A popular German-American legend is the one of the pickle ornament. Around the late 1800s, Woolworth began selling fruit and vegetable shaped ornaments from Germany. Someone claimed that it was a German tradition to hang a pickle as the last ornament on the tree, and since then, it has become a popular widespread American tradition.

Sophomore Emily Gaspar, who is a 1st generation Hungarian said: “We celebrate the Hungarian ‘Szent Mikulás’-or St. Nicholas Day on December 6.” Gaspar’s family sets out boots on their front porch for ‘Szent Mikulás’ to come fill up with sweets. Whether or not they get sweets depends on whether they’re naughty or nice, which is very similar to the American idea of Santa Claus.

Sophomore Lee Watts’ family has created a little friendly competition.

“On Christmas, whenever my family (members) call each other, we have to say ‘Christmas gift’, and whoever says it first wins,” he said. “It’s a lot of fun.”

In Canada, many celebrate Boxing Day-which is traditionally when churches would open alms boxes for the poor. The holiday originated in the UK almost a millennium ago.

“I always have Christmas breakfast and go to an annual Boxing Day party,” sophomore Violet Rumble said.

Rumble’s mother’s best friend has kept up the Boxing Day tradition for years.

Some families, like sophomore Kylie Nifong’s, create traditions to bring themselves closer to each other.

“Every Christmas my family stands in a circle holding candles, and each person says what they’re thankful for, then passes the flame,” Nifong said. “My mom cries every time.”

Sophomore Sophia Donadio adds something special to the usual post-Christmas cleanup.

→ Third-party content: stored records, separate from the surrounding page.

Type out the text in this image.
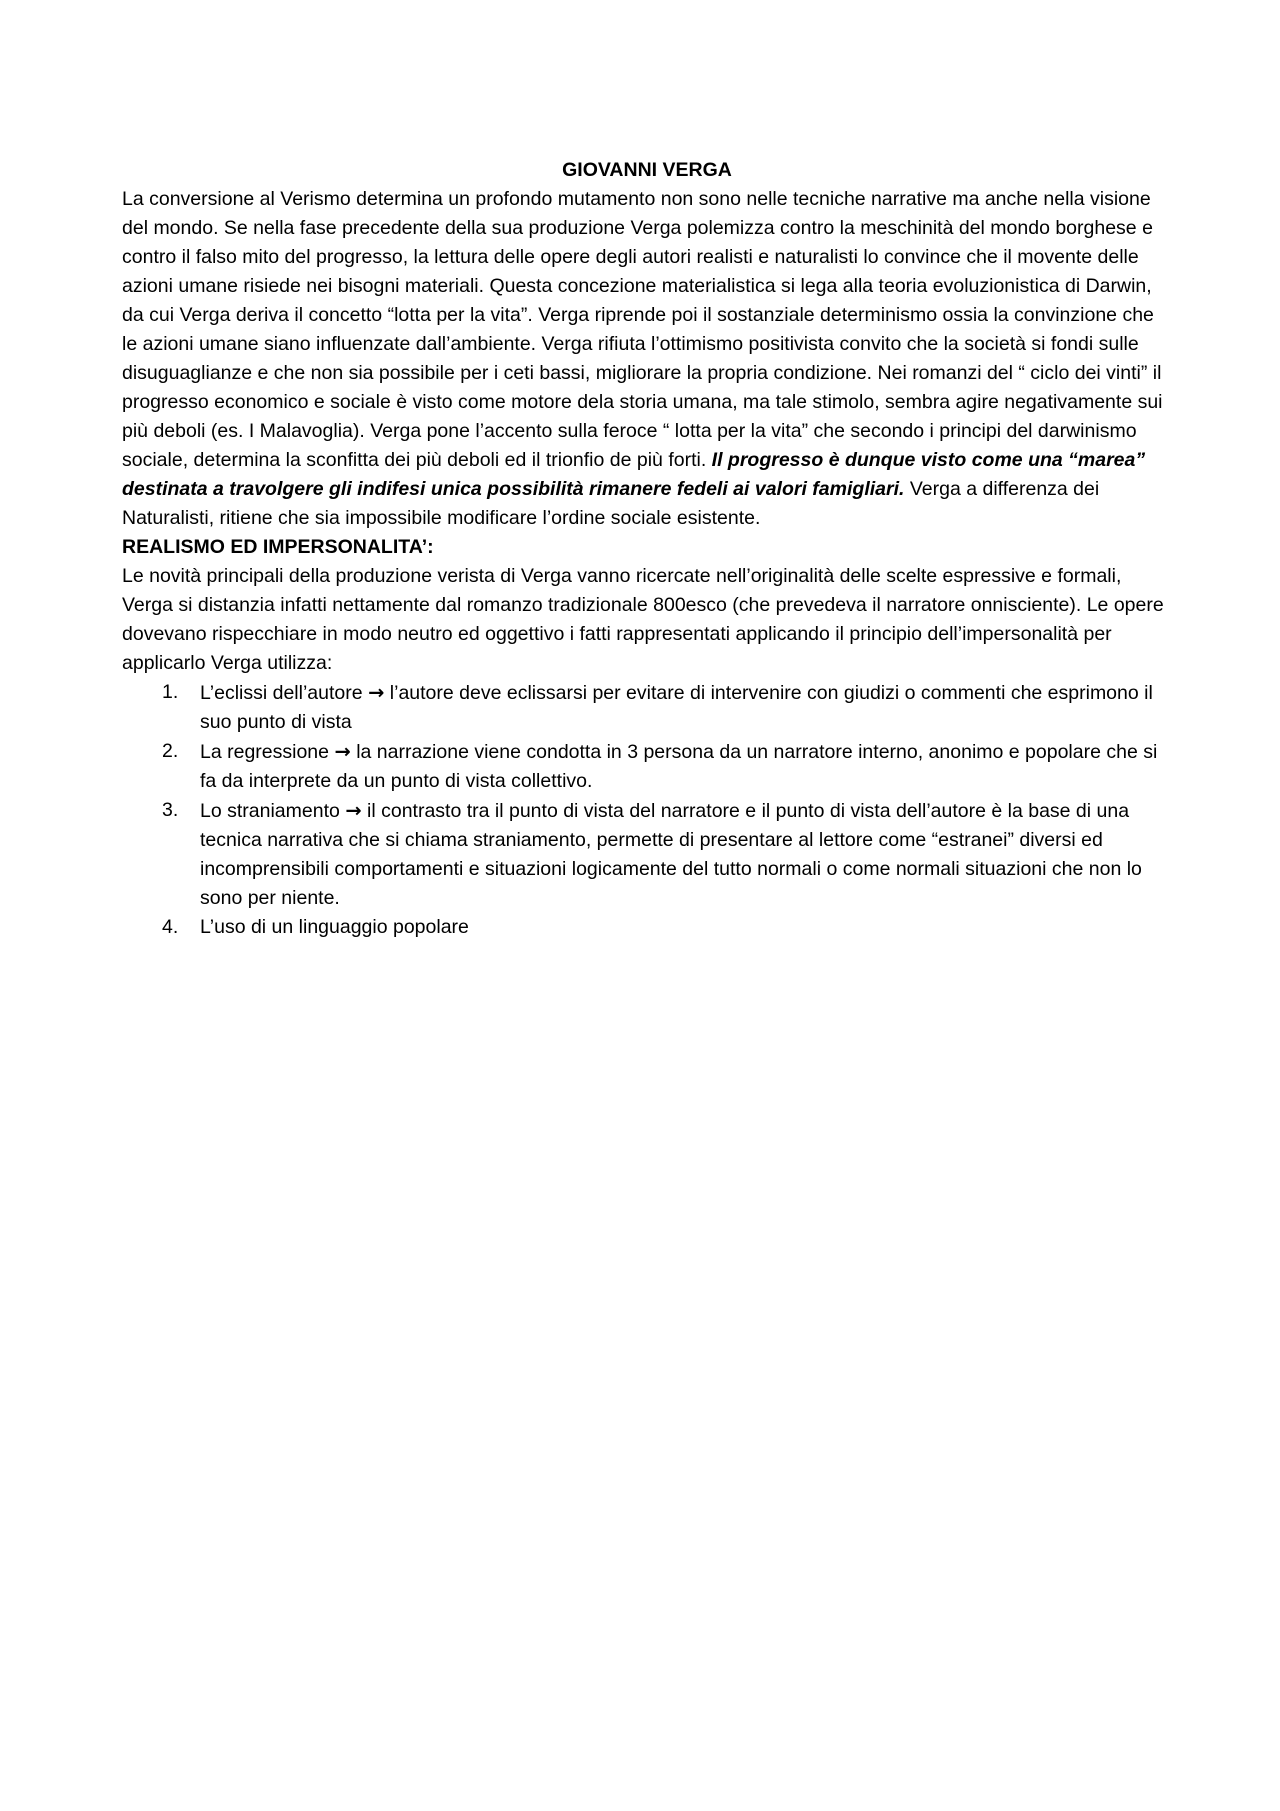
GIOVANNI VERGA

La conversione al Verismo determina un profondo mutamento non sono nelle tecniche narrative ma anche nella visione del mondo. Se nella fase precedente della sua produzione Verga polemizza contro la meschinità del mondo borghese e contro il falso mito del progresso, la lettura delle opere degli autori realisti e naturalisti lo convince che il movente delle azioni umane risiede nei bisogni materiali. Questa concezione materialistica si lega alla teoria evoluzionistica di Darwin, da cui Verga deriva il concetto “lotta per la vita”. Verga riprende poi il sostanziale determinismo ossia la convinzione che le azioni umane siano influenzate dall’ambiente. Verga rifiuta l’ottimismo positivista convito che la società si fondi sulle disuguaglianze e che non sia possibile per i ceti bassi, migliorare la propria condizione. Nei romanzi del “ ciclo dei vinti” il progresso economico e sociale è visto come motore dela storia umana, ma tale stimolo, sembra agire negativamente sui più deboli (es. I Malavoglia). Verga pone l’accento sulla feroce “ lotta per la vita” che secondo i principi del darwinismo sociale, determina la sconfitta dei più deboli ed il trionfio de più forti. Il progresso è dunque visto come una “marea” destinata a travolgere gli indifesi unica possibilità rimanere fedeli ai valori famigliari. Verga a differenza dei Naturalisti, ritiene che sia impossibile modificare l’ordine sociale esistente.

REALISMO ED IMPERSONALITA’:

Le novità principali della produzione verista di Verga vanno ricercate nell’originalità delle scelte espressive e formali, Verga si distanzia infatti nettamente dal romanzo tradizionale 800esco (che prevedeva il narratore onnisciente). Le opere dovevano rispecchiare in modo neutro ed oggettivo i fatti rappresentati applicando il principio dell’impersonalità per applicarlo Verga utilizza:

1. L’eclissi dell’autore → l’autore deve eclissarsi per evitare di intervenire con giudizi o commenti che esprimono il suo punto di vista
2. La regressione → la narrazione viene condotta in 3 persona da un narratore interno, anonimo e popolare che si fa da interprete da un punto di vista collettivo.
3. Lo straniamento → il contrasto tra il punto di vista del narratore e il punto di vista dell’autore è la base di una tecnica narrativa che si chiama straniamento, permette di presentare al lettore come “estranei” diversi ed incomprensibili comportamenti e situazioni logicamente del tutto normali o come normali situazioni che non lo sono per niente.
4. L’uso di un linguaggio popolare
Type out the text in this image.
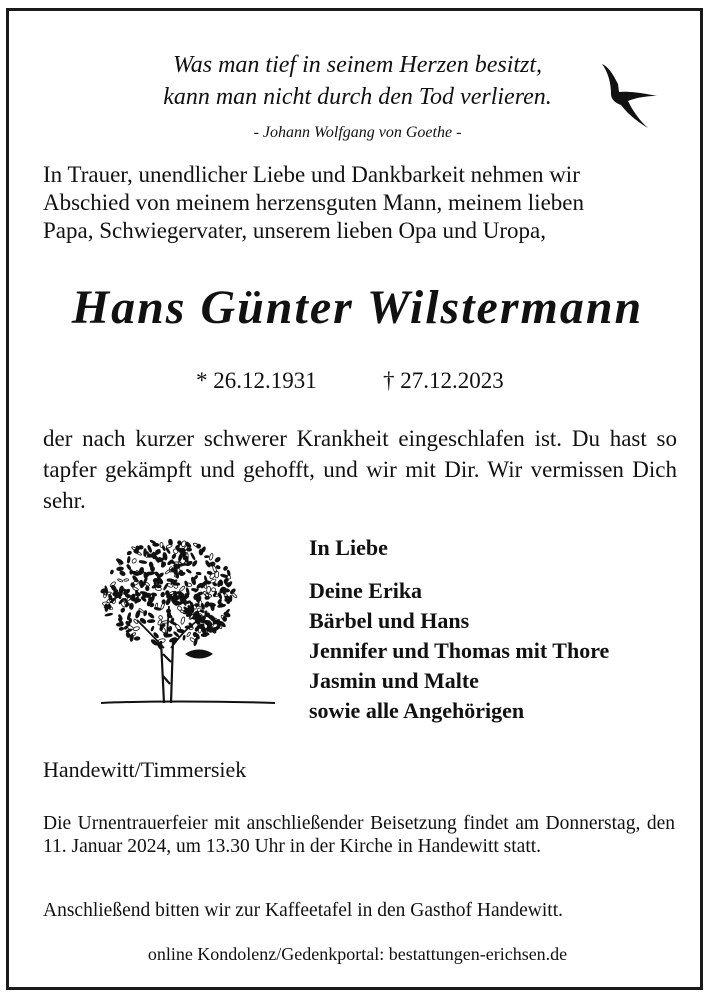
Was man tief in seinem Herzen besitzt,
kann man nicht durch den Tod verlieren.
- Johann Wolfgang von Goethe -
In Trauer, unendlicher Liebe und Dankbarkeit nehmen wir
Abschied von meinem herzensguten Mann, meinem lieben
Papa, Schwiegervater, unserem lieben Opa und Uropa,
Hans Günter Wilstermann
* 26.12.1931	† 27.12.2023
der nach kurzer schwerer Krankheit eingeschlafen ist. Du hast so tapfer gekämpft und gehofft, und wir mit Dir. Wir vermissen Dich sehr.
In Liebe
Deine Erika
Bärbel und Hans
Jennifer und Thomas mit Thore
Jasmin und Malte
sowie alle Angehörigen
Handewitt/Timmersiek
Die Urnentrauerfeier mit anschließender Beisetzung findet am Donnerstag, den 11. Januar 2024, um 13.30 Uhr in der Kirche in Handewitt statt.
Anschließend bitten wir zur Kaffeetafel in den Gasthof Handewitt.
online Kondolenz/Gedenkportal: bestattungen-erichsen.de
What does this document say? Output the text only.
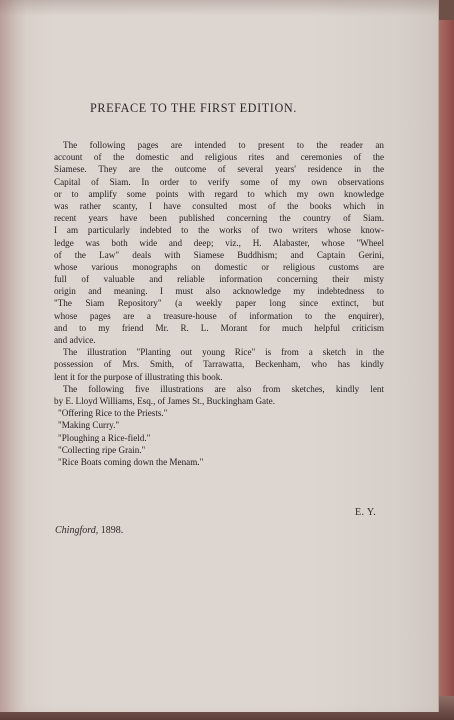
PREFACE TO THE FIRST EDITION.
The following pages are intended to present to the reader an
account of the domestic and religious rites and ceremonies of the
Siamese. They are the outcome of several years' residence in the
Capital of Siam. In order to verify some of my own observations
or to amplify some points with regard to which my own knowledge
was rather scanty, I have consulted most of the books which in
recent years have been published concerning the country of Siam.
I am particularly indebted to the works of two writers whose know-
ledge was both wide and deep; viz., H. Alabaster, whose "Wheel
of the Law" deals with Siamese Buddhism; and Captain Gerini,
whose various monographs on domestic or religious customs are
full of valuable and reliable information concerning their misty
origin and meaning. I must also acknowledge my indebtedness to
"The Siam Repository" (a weekly paper long since extinct, but
whose pages are a treasure-house of information to the enquirer),
and to my friend Mr. R. L. Morant for much helpful criticism
and advice.
The illustration "Planting out young Rice" is from a sketch in the
possession of Mrs. Smith, of Tarrawatta, Beckenham, who has kindly
lent it for the purpose of illustrating this book.
The following five illustrations are also from sketches, kindly lent
by E. Lloyd Williams, Esq., of James St., Buckingham Gate.
"Offering Rice to the Priests."
"Making Curry."
"Ploughing a Rice-field."
"Collecting ripe Grain."
"Rice Boats coming down the Menam."
E. Y.
Chingford, 1898.
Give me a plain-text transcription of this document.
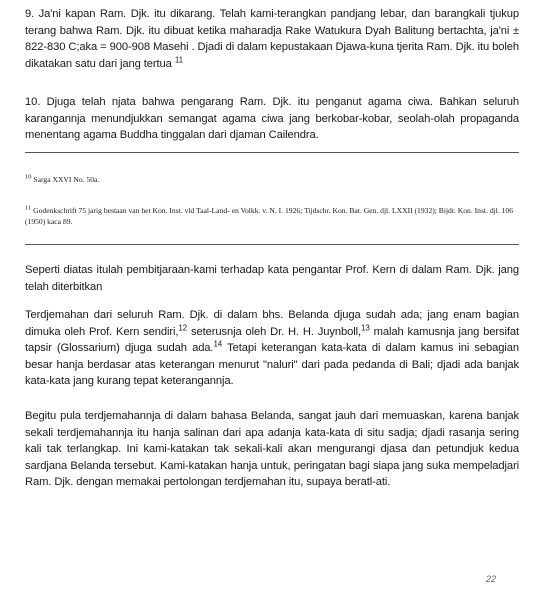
9. Ja'ni kapan Ram. Djk. itu dikarang. Telah kami-terangkan pandjang lebar, dan barangkali tjukup terang bahwa Ram. Djk. itu dibuat ketika maharadja Rake Watukura Dyah Balitung bertachta, ja'ni ± 822-830 C;aka = 900-908 Masehi . Djadi di dalam kepustakaan Djawa-kuna tjerita Ram. Djk. itu boleh dikatakan satu dari jang tertua $^{11}$

10. Djuga telah njata bahwa pengarang Ram. Djk. itu penganut agama ciwa. Bahkan seluruh karangannja menundjukkan semangat agama ciwa jang berkobar-kobar, seolah-olah propaganda menentang agama Buddha tinggalan dari djaman Cailendra.

$^{10}$ Sarga XXVI No. 50a.

$^{11}$ Godenkschrift 75 jarig bestaan van het Kon. Inst. vld Taal-Land- en Volkk. v. N. I. 1926; Tijdschr. Kon. Bat. Gen. djl. LXXII (1932); Bijdr. Kon. Inst. djl. 106 (1950) kaca 89.

Seperti diatas itulah pembitjaraan-kami terhadap kata pengantar Prof. Kern di dalam Ram. Djk. jang telah diterbitkan

Terdjemahan dari seluruh Ram. Djk. di dalam bhs. Belanda djuga sudah ada; jang enam bagian dimuka oleh Prof. Kern sendiri,$^{12}$ seterusnja oleh Dr. H. H. Juynboll,$^{13}$ malah kamusnja jang bersifat tapsir (Glossarium) djuga sudah ada.$^{14}$ Tetapi keterangan kata-kata di dalam kamus ini sebagian besar hanja berdasar atas keterangan menurut "naluri" dari pada pedanda di Bali; djadi ada banjak kata-kata jang kurang tepat keterangannja.

Begitu pula terdjemahannja di dalam bahasa Belanda, sangat jauh dari memuaskan, karena banjak sekali terdjemahannja itu hanja salinan dari apa adanja kata-kata di situ sadja; djadi rasanja sering kali tak terlangkap. Ini kami-katakan tak sekali-kali akan mengurangi djasa dan petundjuk kedua sardjana Belanda tersebut. Kami-katakan hanja untuk, peringatan bagi siapa jang suka mempeladjari Ram. Djk. dengan memakai pertolongan terdjemahan itu, supaya beratl-ati.

22
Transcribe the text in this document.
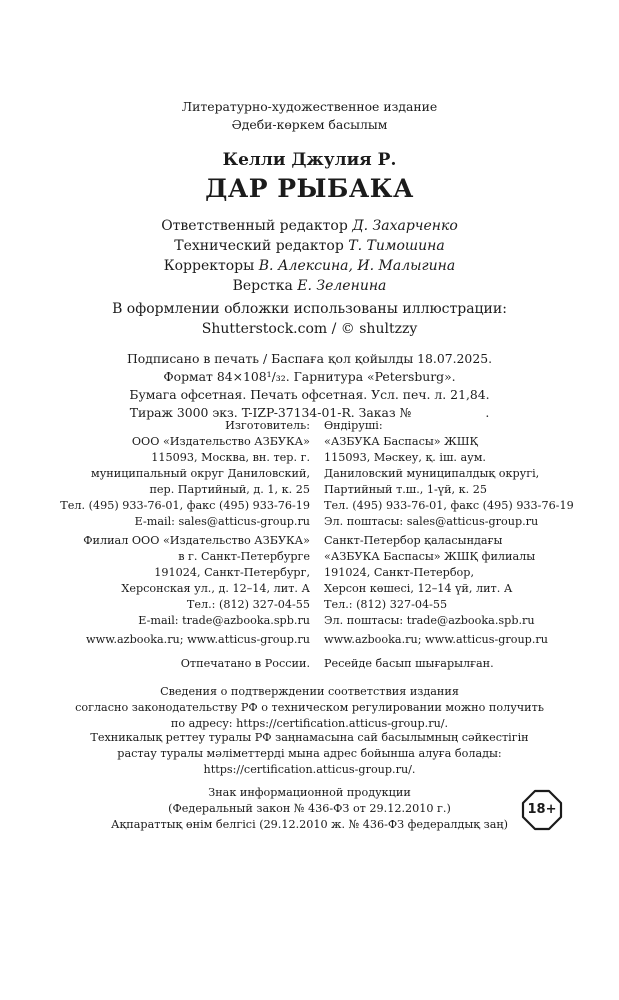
Литературно-художественное издание
Әдеби-көркем басылым
Келли Джулия Р.
ДАР РЫБАКА
Ответственный редактор Д. Захарченко
Технический редактор Т. Тимошина
Корректоры В. Алексина, И. Малыгина
Верстка Е. Зеленина
В оформлении обложки использованы иллюстрации:
Shutterstock.com / © shultzzy
Подписано в печать / Баспаға қол қойылды 18.07.2025.
Формат 84×108¹/₃₂. Гарнитура «Petersburg».
Бумага офсетная. Печать офсетная. Усл. печ. л. 21,84.
Тираж 3000 экз. T-IZP-37134-01-R. Заказ №	.
Изготовитель:
ООО «Издательство АЗБУКА»
115093, Москва, вн. тер. г.
муниципальный округ Даниловский,
пер. Партийный, д. 1, к. 25
Тел. (495) 933-76-01, факс (495) 933-76-19
E-mail: sales@atticus-group.ru
Өндіруші:
«АЗБУКА Баспасы» ЖШҚ
115093, Мәскеу, қ. іш. аум.
Даниловский муниципалдық округі,
Партийный т.ш., 1-үй, к. 25
Тел. (495) 933-76-01, факс (495) 933-76-19
Эл. поштасы: sales@atticus-group.ru
Филиал ООО «Издательство АЗБУКА»
в г. Санкт-Петербурге
191024, Санкт-Петербург,
Херсонская ул., д. 12–14, лит. А
Тел.: (812) 327-04-55
E-mail: trade@azbooka.spb.ru
Санкт-Петербор қаласындағы
«АЗБУКА Баспасы» ЖШҚ филиалы
191024, Санкт-Петербор,
Херсон көшесі, 12–14 үй, лит. А
Тел.: (812) 327-04-55
Эл. поштасы: trade@azbooka.spb.ru
www.azbooka.ru; www.atticus-group.ru www.azbooka.ru; www.atticus-group.ru
Отпечатано в России. Ресейде басып шығарылған.
Сведения о подтверждении соответствия издания
согласно законодательству РФ о техническом регулировании можно получить
по адресу: https://certification.atticus-group.ru/.
Техникалық реттеу туралы РФ заңнамасына сай басылымның сәйкестігін
растау туралы мәліметтерді мына адрес бойынша алуға болады:
https://certification.atticus-group.ru/.
Знак информационной продукции
(Федеральный закон № 436-ФЗ от 29.12.2010 г.)
Ақпараттық өнім белгісі (29.12.2010 ж. № 436-ФЗ федералдық заң)
18+
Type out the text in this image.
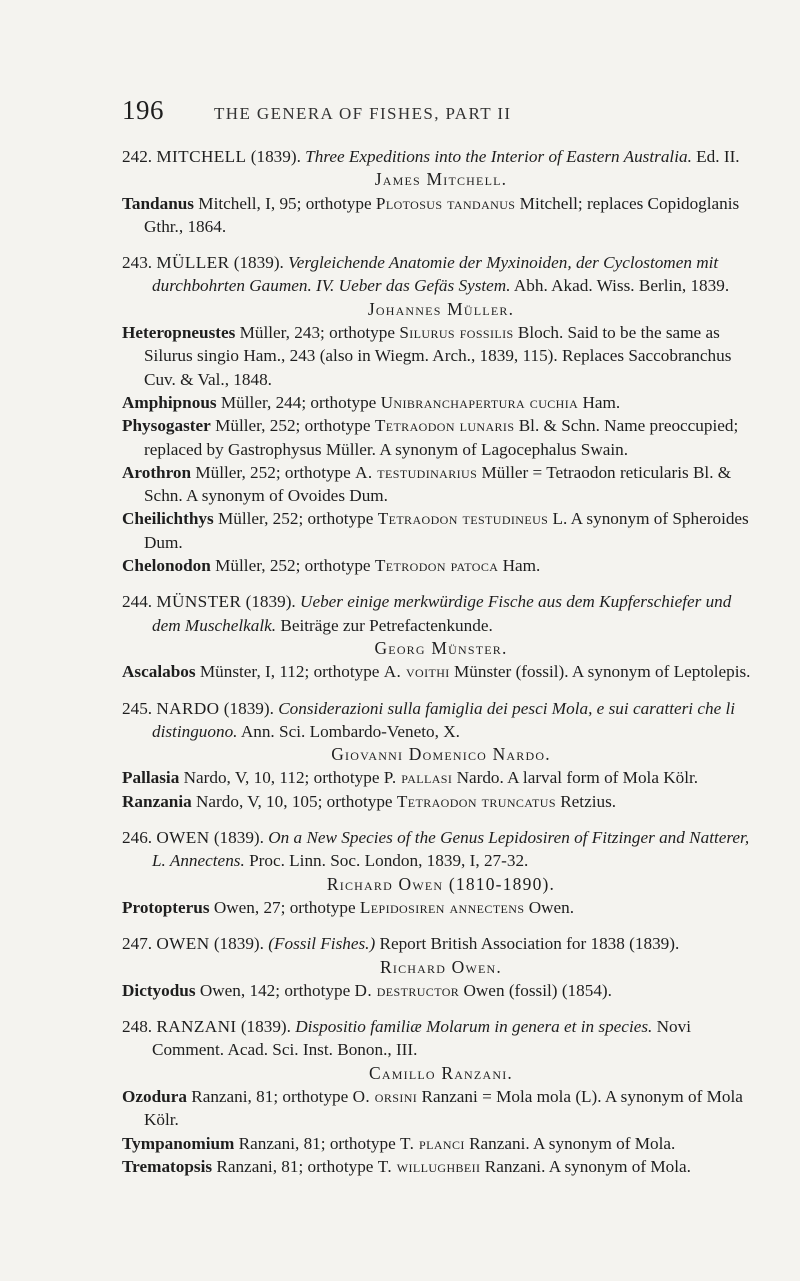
196	THE GENERA OF FISHES, PART II
242. MITCHELL (1839). Three Expeditions into the Interior of Eastern Australia. Ed. II.
James Mitchell.
Tandanus Mitchell, I, 95; orthotype Plotosus tandanus Mitchell; replaces Copidoglanis Gthr., 1864.
243. MÜLLER (1839). Vergleichende Anatomie der Myxinoiden, der Cyclostomen mit durchbohrten Gaumen. IV. Ueber das Gefäs System. Abh. Akad. Wiss. Berlin, 1839.
Johannes Müller.
Heteropneustes Müller, 243; orthotype Silurus fossilis Bloch. Said to be the same as Silurus singio Ham., 243 (also in Wiegm. Arch., 1839, 115). Replaces Saccobranchus Cuv. & Val., 1848.
Amphipnous Müller, 244; orthotype Unibranchapertura cuchia Ham.
Physogaster Müller, 252; orthotype Tetraodon lunaris Bl. & Schn. Name preoccupied; replaced by Gastrophysus Müller. A synonym of Lagocephalus Swain.
Arothron Müller, 252; orthotype A. testudinarius Müller = Tetraodon reticularis Bl. & Schn. A synonym of Ovoides Dum.
Cheilichthys Müller, 252; orthotype Tetraodon testudineus L. A synonym of Spheroides Dum.
Chelonodon Müller, 252; orthotype Tetrodon patoca Ham.
244. MÜNSTER (1839). Ueber einige merkwürdige Fische aus dem Kupferschiefer und dem Muschelkalk. Beiträge zur Petrefactenkunde.
Georg Münster.
Ascalabos Münster, I, 112; orthotype A. voithi Münster (fossil). A synonym of Leptolepis.
245. NARDO (1839). Considerazioni sulla famiglia dei pesci Mola, e sui caratteri che li distinguono. Ann. Sci. Lombardo-Veneto, X.
Giovanni Domenico Nardo.
Pallasia Nardo, V, 10, 112; orthotype P. pallasi Nardo. A larval form of Mola Kölr.
Ranzania Nardo, V, 10, 105; orthotype Tetraodon truncatus Retzius.
246. OWEN (1839). On a New Species of the Genus Lepidosiren of Fitzinger and Natterer, L. Annectens. Proc. Linn. Soc. London, 1839, I, 27-32.
Richard Owen (1810-1890).
Protopterus Owen, 27; orthotype Lepidosiren annectens Owen.
247. OWEN (1839). (Fossil Fishes.) Report British Association for 1838 (1839).
Richard Owen.
Dictyodus Owen, 142; orthotype D. destructor Owen (fossil) (1854).
248. RANZANI (1839). Dispositio familiæ Molarum in genera et in species. Novi Comment. Acad. Sci. Inst. Bonon., III.
Camillo Ranzani.
Ozodura Ranzani, 81; orthotype O. orsini Ranzani = Mola mola (L). A synonym of Mola Kölr.
Tympanomium Ranzani, 81; orthotype T. planci Ranzani. A synonym of Mola.
Trematopsis Ranzani, 81; orthotype T. willughbeii Ranzani. A synonym of Mola.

“After Christmas, we set our tree on fire,” Donadio said. Her family started this tradition years ago when they were having a normal bonfire after Christmas, and someone decided to throw the tree in. “It’s a unique tradition…and the fire is always entertaining.”

To celebrate the New Year, many people of Latin American descent wear colorful underwear on New Year’s Eve into the New Year for good luck. Different colors symbolize different achievements and desires, and although it’s traditionally Latin American, the whimsical tradition has spread throughout the United States.

Whether they are culturally traditional or family-oriented traditions, there are many unique ways to share in the holidays.